Nous devons également nous poser d'autres questions: pourquoi Aaron
a-t-il été choisi pour être Cohen Gadol, et non Moshé?
Pourquoi Aaron a-t-il été désigné comme celui qui
apporterait les sacrifices (korbane) et donc le pardon pour son peuple?
Est-il possible d'envisager que Moshé ait été écarté de
ce rôle à cause d'un autre paramètre, par exemple, sa difficulté d'élocution?
La réponse à cette dernière question est non. Le Maharal
explique que la parole est un acte physique qui distingue la race humaine.
[Guévourot Hashem, p.112]. L'incapacité de Moshé à parler
n'était pas due à une insuffisance, mais plutôt à un
excès ou une abondance. D'une certaine façon, Moshé était
supérieur à un être humain classique. Le Talmud et le Midrash expliquent
la préparation de Moshé avant l'ascension du mont
Sinaï: durant six jours, toute nourriture était 'purgée'
de son corps, jusqu'à ce que Moshé devienne "comme un des
anges du ciel". [voir Avot De Rabbi Natane, Ch.1].

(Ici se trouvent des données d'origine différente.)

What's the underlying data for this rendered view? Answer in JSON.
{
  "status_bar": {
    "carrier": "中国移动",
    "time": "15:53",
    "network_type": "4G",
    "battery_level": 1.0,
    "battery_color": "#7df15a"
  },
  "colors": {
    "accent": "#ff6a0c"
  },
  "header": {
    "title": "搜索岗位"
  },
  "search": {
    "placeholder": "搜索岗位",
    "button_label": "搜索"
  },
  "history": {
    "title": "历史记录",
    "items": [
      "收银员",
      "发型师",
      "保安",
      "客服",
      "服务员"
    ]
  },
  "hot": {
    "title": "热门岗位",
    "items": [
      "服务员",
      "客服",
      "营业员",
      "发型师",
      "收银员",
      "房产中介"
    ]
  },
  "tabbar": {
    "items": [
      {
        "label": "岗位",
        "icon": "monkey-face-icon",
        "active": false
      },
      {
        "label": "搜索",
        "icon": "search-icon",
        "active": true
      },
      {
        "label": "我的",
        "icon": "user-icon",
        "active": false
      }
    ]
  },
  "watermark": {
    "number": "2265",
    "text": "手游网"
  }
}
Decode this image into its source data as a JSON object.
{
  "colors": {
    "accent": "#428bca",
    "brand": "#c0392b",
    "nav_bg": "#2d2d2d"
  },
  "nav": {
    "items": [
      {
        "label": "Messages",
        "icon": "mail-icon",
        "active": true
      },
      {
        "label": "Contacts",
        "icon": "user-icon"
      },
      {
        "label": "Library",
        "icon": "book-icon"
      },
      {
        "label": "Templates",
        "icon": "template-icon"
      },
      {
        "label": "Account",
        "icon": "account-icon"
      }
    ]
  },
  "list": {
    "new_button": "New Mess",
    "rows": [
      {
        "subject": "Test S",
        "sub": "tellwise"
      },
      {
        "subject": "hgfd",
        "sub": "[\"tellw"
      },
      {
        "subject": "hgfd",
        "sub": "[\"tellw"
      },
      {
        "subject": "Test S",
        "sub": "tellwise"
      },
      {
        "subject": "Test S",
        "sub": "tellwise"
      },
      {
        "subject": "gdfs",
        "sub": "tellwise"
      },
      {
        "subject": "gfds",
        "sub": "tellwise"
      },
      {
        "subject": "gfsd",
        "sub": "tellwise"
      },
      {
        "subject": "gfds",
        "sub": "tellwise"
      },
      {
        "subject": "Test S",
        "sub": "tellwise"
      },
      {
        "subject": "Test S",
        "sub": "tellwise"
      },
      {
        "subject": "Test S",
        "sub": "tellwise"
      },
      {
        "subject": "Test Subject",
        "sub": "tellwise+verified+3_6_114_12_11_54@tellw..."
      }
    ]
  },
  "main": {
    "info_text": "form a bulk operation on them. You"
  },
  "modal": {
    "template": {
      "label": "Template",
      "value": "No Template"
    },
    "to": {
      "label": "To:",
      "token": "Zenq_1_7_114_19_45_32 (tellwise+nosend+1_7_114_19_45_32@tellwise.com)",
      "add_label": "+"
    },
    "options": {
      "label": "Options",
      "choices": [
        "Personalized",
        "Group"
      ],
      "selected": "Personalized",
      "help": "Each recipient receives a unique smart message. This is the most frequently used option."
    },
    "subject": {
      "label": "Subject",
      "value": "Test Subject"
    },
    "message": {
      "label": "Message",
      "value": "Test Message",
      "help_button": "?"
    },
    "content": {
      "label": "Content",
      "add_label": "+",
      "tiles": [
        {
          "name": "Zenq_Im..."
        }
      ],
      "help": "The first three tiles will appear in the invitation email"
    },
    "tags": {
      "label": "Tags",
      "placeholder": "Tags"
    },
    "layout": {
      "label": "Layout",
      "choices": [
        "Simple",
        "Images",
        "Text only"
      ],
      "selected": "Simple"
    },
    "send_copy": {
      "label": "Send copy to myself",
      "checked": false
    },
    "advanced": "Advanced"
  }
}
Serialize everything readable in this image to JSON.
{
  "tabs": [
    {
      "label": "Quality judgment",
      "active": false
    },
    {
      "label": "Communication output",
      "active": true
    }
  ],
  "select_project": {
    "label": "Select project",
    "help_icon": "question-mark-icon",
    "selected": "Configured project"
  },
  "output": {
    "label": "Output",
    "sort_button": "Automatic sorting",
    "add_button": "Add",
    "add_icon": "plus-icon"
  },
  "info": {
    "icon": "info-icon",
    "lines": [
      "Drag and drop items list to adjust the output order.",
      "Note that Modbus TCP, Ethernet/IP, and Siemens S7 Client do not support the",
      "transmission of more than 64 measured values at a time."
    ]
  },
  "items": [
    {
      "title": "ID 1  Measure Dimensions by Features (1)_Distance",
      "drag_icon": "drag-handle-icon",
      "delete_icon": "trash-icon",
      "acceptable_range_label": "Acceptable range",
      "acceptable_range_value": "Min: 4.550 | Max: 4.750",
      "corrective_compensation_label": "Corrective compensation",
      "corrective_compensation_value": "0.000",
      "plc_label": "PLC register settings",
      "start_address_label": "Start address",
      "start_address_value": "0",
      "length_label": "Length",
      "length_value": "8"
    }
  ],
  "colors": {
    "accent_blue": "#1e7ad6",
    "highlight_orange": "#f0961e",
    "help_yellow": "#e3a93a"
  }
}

En d'autres termes, Moshé se situait sur une autre dimension, et n'était
donc pas 'limité' par la dimension physique de la même manière
que les autres hommes. Par conséquent, il n'avait pas besoin de cet
indicateur qu'est la parole, qui définit la plupart des êtres
humains.
Si son élocution n'était pas liée à sa disqualification,
peut-être y avait-il dans les obligations et les fonctions mêmes
du Cohen Gadol, quelque chose qui ne permettait pas à Moshé de
remplir ce rôle?
LES FONCTIONS DU COHEN GADOL
Une des fonctions du Cohen Gadol décrites dans cette parasha consistait à brûler
l'encens, appelé kétorète. Le Talmud enseigne que le but
de la kétorète était d'expier le péché de
médisance (lashone harâa):
On a enseigné dans l'école de Rabbi Yishmaël: pour quelle
faute la kétorète apporte le pardon? Le Lashone Harâa.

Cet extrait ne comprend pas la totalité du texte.